Ronan Farrow Hosting New MSNBC Show

Ronan Farrow, son of Mia, will officially be hosting a new series on MSNBC. The 25-year-old has worked for former President Bill Clinton and Secretary of State Hillary Clinton. He also met with CNN but decided to work with MSNBC.

"Within 20 minutes I just knew that he had a certain presence and confidence," MSNBC president Phil Griffin told The Hollywood Reporter. "He knew what he wanted to say. I just had a sense that the guy could do it. Whatever that thing is that enables people to communicate really well, he had it. We're always trying to evolve the message here and how to get ideas across, and he was an original thinker.. And that's the most important thing."

Farrow joins the MSNBC family, which currently includes Andrea Mitchell, Chris Matthews, Chris Hayes, Rachel Maddow and Lawrence O'Donnell in addition to Melissa Harris-Perry. He is well traveled and a Rhodes Scholar, like Maddow, and has extensive work in politics for someone his age.

He has appeared on MSNBC and CNN as a commentator and recently sold his first book, "Pandora's Box: How American Military Aid Creates America's Enemies," which will be published in 2015. Farrow is not expected to debut his show until 2014, and it will be featured in the daytime lineup.

"People are tired of watching the same policies backfire time and time again while being told that this is just the way things are done," Farrow said in a press release about his book. "We need to understand how we got here, and how to change. That's why I'm writing this book.
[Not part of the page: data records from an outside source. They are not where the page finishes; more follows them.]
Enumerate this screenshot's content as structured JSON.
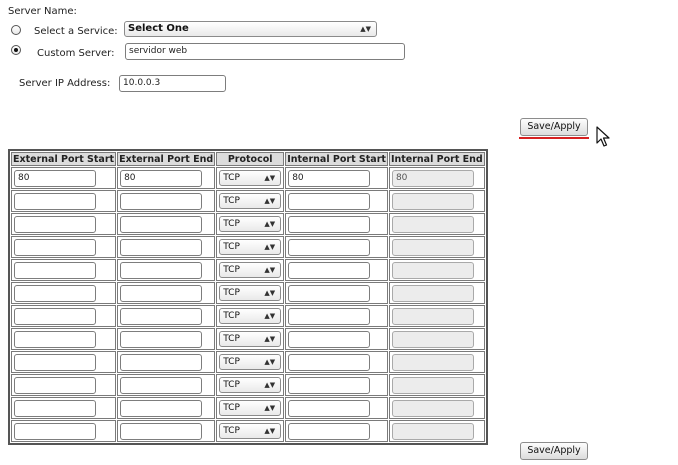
{
  "form": {
    "server_name_label": "Server Name:",
    "select_service_label": "Select a Service:",
    "custom_server_label": "Custom Server:",
    "service_select_value": "Select One",
    "custom_server_value": "servidor web",
    "server_ip_label": "Server IP Address:",
    "server_ip_value": "10.0.0.3",
    "selected_option": "custom_server"
  },
  "buttons": {
    "save_apply_top": "Save/Apply",
    "save_apply_bottom": "Save/Apply"
  },
  "table": {
    "headers": [
      "External Port Start",
      "External Port End",
      "Protocol",
      "Internal Port Start",
      "Internal Port End"
    ],
    "rows": [
      {
        "ext_start": "80",
        "ext_end": "80",
        "protocol": "TCP",
        "int_start": "80",
        "int_end": "80"
      },
      {
        "ext_start": "",
        "ext_end": "",
        "protocol": "TCP",
        "int_start": "",
        "int_end": ""
      },
      {
        "ext_start": "",
        "ext_end": "",
        "protocol": "TCP",
        "int_start": "",
        "int_end": ""
      },
      {
        "ext_start": "",
        "ext_end": "",
        "protocol": "TCP",
        "int_start": "",
        "int_end": ""
      },
      {
        "ext_start": "",
        "ext_end": "",
        "protocol": "TCP",
        "int_start": "",
        "int_end": ""
      },
      {
        "ext_start": "",
        "ext_end": "",
        "protocol": "TCP",
        "int_start": "",
        "int_end": ""
      },
      {
        "ext_start": "",
        "ext_end": "",
        "protocol": "TCP",
        "int_start": "",
        "int_end": ""
      },
      {
        "ext_start": "",
        "ext_end": "",
        "protocol": "TCP",
        "int_start": "",
        "int_end": ""
      },
      {
        "ext_start": "",
        "ext_end": "",
        "protocol": "TCP",
        "int_start": "",
        "int_end": ""
      },
      {
        "ext_start": "",
        "ext_end": "",
        "protocol": "TCP",
        "int_start": "",
        "int_end": ""
      },
      {
        "ext_start": "",
        "ext_end": "",
        "protocol": "TCP",
        "int_start": "",
        "int_end": ""
      },
      {
        "ext_start": "",
        "ext_end": "",
        "protocol": "TCP",
        "int_start": "",
        "int_end": ""
      }
    ]
  },
  "icons": {
    "cursor": "mouse-pointer-icon",
    "select_arrow": "updown-arrow-icon"
  },
  "colors": {
    "annotation_underline": "#d62020",
    "header_bg": "#dcdcdc"
  }
}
Also, it got too long for a tweet."

Farrow has the same renegade attitude when it comes to his new show.

"I think what people crave is more involvement in the story," Farrow told THR. "There has been a democratization of information. But what they still crave, and what I crave as a TV viewer, is a guide on how people can have agency in the story. And this show is all about empowering people to do that. People want a return to real democracy. They want to respond to these events [in Washington] that there is so much frustration about."